I’ve used this technique of “quoting” from paintings before, in my first novel, The Crooked Cross, in which the German resistors to Hitler’s rise were identified with German Expressionist painting. I do it because I love art and it is part of the subconscious being and emotional truth I offer up to a reader when I write a novel.If I was musical (which I am not) I would maybe find a way to use music in the same way. Take what is deepest in you and offer it up, but don’t think about it too much while you are doing it.

For me, novels are the happy union of content, form and style. I’ve talked about content and mentioned form (that’s birth-bed to death-bed, a linear structure). Here’s a thought on style: I try not to have my own style in my novels.
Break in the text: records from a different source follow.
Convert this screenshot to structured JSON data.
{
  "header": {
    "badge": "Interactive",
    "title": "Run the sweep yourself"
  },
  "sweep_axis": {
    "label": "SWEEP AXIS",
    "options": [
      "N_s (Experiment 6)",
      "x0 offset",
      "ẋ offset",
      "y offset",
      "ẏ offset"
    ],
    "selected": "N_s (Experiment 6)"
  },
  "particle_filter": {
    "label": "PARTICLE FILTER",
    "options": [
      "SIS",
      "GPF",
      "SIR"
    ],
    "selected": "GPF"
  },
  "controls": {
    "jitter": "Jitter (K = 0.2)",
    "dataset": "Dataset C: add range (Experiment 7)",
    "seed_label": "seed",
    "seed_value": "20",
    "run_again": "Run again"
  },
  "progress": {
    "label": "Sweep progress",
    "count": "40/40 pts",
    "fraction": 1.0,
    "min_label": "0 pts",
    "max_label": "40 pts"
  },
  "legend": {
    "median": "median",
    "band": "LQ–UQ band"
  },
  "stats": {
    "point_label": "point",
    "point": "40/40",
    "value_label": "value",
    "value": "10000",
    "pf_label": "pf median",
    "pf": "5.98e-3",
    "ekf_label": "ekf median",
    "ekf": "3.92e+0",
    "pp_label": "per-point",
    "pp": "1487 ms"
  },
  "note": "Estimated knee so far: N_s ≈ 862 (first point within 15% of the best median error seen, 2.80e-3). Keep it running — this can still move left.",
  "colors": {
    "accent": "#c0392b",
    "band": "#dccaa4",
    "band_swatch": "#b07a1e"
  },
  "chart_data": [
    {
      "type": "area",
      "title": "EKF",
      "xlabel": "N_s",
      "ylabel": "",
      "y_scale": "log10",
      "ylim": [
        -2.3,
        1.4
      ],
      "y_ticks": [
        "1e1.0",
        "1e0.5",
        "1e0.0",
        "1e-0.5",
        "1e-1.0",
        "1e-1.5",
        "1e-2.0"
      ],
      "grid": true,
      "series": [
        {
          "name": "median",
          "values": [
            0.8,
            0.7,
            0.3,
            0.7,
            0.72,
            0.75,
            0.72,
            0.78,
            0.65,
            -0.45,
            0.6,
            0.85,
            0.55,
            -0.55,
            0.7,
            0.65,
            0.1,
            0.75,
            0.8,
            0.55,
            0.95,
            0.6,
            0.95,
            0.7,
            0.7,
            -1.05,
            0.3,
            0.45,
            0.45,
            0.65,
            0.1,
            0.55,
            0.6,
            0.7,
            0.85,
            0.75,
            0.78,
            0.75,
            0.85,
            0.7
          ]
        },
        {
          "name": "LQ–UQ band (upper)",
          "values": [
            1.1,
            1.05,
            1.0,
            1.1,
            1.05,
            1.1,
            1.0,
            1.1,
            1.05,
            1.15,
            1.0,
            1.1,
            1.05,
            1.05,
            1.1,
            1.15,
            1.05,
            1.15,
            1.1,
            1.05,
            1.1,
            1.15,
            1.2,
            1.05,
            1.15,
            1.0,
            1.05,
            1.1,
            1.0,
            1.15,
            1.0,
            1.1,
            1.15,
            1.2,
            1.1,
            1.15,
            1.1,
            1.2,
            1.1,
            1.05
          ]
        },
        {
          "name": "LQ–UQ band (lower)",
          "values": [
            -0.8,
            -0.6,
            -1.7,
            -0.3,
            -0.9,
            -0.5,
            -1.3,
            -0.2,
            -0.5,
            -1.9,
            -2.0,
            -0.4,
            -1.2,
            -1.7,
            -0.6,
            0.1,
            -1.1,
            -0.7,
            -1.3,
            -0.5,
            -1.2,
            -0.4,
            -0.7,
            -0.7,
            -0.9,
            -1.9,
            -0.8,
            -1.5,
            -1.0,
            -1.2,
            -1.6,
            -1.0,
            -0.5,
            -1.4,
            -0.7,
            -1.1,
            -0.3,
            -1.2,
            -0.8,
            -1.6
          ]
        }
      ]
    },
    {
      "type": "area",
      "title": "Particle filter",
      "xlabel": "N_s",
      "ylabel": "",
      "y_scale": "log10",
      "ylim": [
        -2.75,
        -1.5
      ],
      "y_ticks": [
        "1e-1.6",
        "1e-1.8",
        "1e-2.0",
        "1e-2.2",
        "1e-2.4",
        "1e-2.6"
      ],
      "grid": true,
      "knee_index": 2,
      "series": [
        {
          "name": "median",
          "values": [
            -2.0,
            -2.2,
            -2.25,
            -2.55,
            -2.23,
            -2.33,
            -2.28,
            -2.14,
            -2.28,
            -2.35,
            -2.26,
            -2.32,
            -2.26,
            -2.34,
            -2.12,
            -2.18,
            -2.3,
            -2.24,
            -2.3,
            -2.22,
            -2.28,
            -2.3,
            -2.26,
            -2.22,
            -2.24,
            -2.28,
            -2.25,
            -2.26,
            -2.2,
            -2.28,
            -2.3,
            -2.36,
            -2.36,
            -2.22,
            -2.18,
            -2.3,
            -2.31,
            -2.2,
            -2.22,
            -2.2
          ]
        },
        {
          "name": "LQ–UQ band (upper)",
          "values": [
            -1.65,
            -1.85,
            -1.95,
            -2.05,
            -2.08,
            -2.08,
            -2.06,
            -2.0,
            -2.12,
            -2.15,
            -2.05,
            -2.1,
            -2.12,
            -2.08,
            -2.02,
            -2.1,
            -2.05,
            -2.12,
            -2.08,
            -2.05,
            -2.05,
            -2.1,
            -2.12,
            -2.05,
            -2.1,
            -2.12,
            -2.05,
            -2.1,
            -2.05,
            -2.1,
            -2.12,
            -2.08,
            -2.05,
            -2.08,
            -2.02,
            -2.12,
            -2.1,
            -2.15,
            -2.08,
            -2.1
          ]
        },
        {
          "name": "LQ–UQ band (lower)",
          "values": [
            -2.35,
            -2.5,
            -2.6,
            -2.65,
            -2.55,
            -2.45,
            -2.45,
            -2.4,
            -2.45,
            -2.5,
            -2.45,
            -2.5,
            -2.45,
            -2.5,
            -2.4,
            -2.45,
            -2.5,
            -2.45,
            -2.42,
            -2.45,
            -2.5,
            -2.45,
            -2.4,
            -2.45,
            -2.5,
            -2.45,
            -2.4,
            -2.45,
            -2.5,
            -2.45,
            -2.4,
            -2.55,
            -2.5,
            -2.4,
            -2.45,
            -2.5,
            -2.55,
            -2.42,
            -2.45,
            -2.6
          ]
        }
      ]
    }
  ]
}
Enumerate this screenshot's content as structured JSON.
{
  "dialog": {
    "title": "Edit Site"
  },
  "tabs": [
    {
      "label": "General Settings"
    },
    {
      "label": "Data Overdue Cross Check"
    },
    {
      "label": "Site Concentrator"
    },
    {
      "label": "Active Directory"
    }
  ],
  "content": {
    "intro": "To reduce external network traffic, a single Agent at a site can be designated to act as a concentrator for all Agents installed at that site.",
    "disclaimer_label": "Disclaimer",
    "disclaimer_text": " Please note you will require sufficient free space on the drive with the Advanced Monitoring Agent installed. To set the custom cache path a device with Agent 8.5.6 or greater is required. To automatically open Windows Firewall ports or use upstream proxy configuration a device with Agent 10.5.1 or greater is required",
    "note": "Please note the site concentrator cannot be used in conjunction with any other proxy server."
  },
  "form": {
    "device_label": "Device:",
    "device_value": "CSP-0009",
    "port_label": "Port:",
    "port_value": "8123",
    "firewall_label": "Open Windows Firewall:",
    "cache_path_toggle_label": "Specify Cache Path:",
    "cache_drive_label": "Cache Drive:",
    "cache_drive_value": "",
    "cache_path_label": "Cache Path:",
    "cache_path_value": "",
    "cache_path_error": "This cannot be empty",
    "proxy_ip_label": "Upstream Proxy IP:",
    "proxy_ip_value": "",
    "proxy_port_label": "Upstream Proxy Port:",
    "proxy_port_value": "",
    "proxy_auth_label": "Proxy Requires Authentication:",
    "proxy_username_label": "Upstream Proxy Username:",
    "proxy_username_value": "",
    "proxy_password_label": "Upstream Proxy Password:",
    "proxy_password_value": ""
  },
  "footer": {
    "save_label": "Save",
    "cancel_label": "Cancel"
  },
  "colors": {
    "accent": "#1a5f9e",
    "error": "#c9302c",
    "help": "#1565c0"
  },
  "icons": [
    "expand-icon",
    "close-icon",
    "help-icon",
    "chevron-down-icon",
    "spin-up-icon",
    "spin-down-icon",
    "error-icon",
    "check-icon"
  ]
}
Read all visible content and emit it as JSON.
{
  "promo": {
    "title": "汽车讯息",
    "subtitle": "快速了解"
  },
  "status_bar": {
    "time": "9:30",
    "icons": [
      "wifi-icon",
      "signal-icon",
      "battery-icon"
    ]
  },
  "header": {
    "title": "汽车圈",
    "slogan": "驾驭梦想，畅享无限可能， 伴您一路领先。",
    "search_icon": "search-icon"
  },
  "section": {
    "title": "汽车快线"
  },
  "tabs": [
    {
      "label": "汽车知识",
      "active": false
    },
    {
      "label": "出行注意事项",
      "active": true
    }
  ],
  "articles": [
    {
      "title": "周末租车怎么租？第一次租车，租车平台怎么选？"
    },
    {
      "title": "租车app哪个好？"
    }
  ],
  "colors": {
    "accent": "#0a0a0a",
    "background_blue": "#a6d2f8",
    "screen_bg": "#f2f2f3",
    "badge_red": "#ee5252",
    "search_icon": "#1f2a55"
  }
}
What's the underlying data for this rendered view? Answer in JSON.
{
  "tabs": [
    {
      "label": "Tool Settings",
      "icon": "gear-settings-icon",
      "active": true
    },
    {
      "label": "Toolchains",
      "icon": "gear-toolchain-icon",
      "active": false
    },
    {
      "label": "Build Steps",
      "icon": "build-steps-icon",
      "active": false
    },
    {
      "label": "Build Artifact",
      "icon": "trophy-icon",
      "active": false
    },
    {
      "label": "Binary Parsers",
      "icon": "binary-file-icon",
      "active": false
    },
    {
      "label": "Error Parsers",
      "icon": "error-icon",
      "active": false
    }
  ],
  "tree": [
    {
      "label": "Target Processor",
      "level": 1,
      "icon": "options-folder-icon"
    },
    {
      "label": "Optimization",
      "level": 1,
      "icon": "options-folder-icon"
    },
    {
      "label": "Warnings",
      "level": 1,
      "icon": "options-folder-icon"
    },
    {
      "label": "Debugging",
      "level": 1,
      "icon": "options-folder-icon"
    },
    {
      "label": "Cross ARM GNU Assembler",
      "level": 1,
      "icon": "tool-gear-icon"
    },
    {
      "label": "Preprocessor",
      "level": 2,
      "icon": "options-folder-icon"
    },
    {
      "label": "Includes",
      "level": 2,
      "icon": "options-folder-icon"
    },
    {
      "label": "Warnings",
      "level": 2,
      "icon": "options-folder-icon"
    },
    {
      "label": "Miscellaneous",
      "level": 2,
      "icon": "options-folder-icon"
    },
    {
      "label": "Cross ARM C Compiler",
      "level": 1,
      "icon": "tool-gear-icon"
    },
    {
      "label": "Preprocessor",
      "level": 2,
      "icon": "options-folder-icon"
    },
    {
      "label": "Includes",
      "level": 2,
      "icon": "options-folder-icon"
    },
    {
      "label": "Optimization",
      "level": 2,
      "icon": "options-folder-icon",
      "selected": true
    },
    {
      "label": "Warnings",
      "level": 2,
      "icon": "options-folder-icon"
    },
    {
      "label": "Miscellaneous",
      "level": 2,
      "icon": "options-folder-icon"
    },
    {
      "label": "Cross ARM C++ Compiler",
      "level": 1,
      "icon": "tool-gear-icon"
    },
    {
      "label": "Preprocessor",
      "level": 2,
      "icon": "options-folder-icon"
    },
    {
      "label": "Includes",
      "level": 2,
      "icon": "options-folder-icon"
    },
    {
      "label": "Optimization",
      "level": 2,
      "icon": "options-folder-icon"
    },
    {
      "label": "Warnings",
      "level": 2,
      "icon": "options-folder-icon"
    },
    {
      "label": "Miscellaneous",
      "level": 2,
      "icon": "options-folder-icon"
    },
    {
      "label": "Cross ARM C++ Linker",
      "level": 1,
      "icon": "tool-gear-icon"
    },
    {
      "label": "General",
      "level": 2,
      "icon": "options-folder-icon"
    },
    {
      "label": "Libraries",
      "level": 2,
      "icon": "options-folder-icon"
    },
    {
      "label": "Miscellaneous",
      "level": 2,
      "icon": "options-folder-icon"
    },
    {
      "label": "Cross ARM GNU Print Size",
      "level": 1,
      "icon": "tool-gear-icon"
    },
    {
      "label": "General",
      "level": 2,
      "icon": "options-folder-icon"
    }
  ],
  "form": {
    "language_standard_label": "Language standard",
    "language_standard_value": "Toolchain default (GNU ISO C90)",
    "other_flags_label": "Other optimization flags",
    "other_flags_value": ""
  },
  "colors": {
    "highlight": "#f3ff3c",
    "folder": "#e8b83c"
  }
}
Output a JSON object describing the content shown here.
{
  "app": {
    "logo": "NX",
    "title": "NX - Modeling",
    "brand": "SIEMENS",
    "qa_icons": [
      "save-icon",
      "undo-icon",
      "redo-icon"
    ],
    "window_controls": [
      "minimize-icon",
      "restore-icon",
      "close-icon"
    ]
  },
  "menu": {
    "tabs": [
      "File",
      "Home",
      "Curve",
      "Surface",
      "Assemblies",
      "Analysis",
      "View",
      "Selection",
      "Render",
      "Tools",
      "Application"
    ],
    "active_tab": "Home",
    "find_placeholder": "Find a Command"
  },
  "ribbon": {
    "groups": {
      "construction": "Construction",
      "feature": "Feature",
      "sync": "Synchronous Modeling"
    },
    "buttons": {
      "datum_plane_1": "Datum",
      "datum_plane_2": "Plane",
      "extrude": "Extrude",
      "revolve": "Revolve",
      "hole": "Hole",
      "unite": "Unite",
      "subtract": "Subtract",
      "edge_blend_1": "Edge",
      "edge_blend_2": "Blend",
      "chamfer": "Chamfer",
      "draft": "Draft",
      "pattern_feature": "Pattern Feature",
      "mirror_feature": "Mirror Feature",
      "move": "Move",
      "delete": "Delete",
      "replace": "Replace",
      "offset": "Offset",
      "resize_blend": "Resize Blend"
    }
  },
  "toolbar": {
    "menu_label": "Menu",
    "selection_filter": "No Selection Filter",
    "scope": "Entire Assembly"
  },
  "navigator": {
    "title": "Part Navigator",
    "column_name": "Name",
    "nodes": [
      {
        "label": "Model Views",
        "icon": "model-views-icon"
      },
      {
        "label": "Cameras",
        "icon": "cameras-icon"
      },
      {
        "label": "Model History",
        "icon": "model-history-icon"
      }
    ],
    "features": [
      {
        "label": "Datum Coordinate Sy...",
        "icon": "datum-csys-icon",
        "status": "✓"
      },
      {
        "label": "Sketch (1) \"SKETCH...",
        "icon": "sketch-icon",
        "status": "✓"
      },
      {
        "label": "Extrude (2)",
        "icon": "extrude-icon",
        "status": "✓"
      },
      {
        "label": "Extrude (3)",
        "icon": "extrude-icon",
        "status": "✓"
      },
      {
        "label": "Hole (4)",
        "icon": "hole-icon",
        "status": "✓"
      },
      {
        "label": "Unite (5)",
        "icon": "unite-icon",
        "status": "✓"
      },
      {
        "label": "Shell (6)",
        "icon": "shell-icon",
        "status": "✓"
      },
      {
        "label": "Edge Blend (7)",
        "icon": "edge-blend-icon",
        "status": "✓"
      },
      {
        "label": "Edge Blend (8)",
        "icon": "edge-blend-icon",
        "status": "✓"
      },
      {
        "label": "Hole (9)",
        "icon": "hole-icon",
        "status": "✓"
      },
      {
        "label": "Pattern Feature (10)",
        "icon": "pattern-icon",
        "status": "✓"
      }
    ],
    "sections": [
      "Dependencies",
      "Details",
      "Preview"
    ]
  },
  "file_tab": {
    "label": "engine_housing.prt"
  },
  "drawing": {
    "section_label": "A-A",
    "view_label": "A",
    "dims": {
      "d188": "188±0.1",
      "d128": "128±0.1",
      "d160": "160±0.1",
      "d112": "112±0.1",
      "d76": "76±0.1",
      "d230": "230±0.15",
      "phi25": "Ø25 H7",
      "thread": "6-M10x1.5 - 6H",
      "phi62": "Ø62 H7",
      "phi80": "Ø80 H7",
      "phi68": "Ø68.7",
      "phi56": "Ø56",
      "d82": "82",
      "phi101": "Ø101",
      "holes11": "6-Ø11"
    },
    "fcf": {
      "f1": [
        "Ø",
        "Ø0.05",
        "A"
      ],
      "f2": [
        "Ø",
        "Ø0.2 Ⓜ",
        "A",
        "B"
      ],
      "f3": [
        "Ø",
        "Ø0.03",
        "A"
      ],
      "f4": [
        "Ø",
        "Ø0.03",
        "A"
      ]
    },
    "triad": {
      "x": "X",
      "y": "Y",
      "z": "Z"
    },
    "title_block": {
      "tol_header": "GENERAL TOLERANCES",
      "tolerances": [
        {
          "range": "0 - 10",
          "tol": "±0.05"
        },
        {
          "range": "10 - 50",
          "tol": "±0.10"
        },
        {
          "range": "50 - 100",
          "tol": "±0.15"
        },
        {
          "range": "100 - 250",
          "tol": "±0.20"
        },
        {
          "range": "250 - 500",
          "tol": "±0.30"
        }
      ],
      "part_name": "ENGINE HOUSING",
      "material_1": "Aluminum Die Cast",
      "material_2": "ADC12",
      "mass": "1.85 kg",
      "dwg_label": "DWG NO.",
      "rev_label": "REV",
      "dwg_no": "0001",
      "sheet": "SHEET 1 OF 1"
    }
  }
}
I want to mediate style, as well as content, though the characters. So it is My Hogarth speaking to the reader: his exuberance, his bounce, in the language.

I believe there are only two stages to writing a historical novel. The research and the writing are actually one stage because while you are reading you release the subconscious creative processes – in other words you don’t read, as such; you sift, shape and create. I bought books on Hogarth and his time, many of them. Then I skim-read them with the novel simultaneously shaping. Having the books still to hand while I was writing was useful, too, for instant reference.

The second stage to writing a novel is editing. This is radically different because here you use your conscious mind, your judgement and your ruthlessness - I have already given two examples of children slaughtered in this Herod of a process.

And the other reason the second stage is so different is, of course, that somebody else is involved – the editor. I, Hogarth was originally over a third too long. And I hadn’t taken my own advice about the narrative arc – as I have confessed! You should use what an editor says as a spur to your own judgement. Treat editors as (valued) colleagues and interact with them on the manuscript as if you’ve never seen it before.

Then you have a novel.

MICHAEL DEAN is an English novelist. His previous novels are The Crooked Cross, about German resistance to Hitler and German Expressionist art; Hirschfeld’s Friends about the Amsterdam ghetto uprising in 1941; Magic City, a comic Bildungsroman set in Germany in 1971; and Thorn, a comedy about Spinoza and Rembrandt.

I, Hogarth is out now from Overlook in the USA and Duckworth in the UK.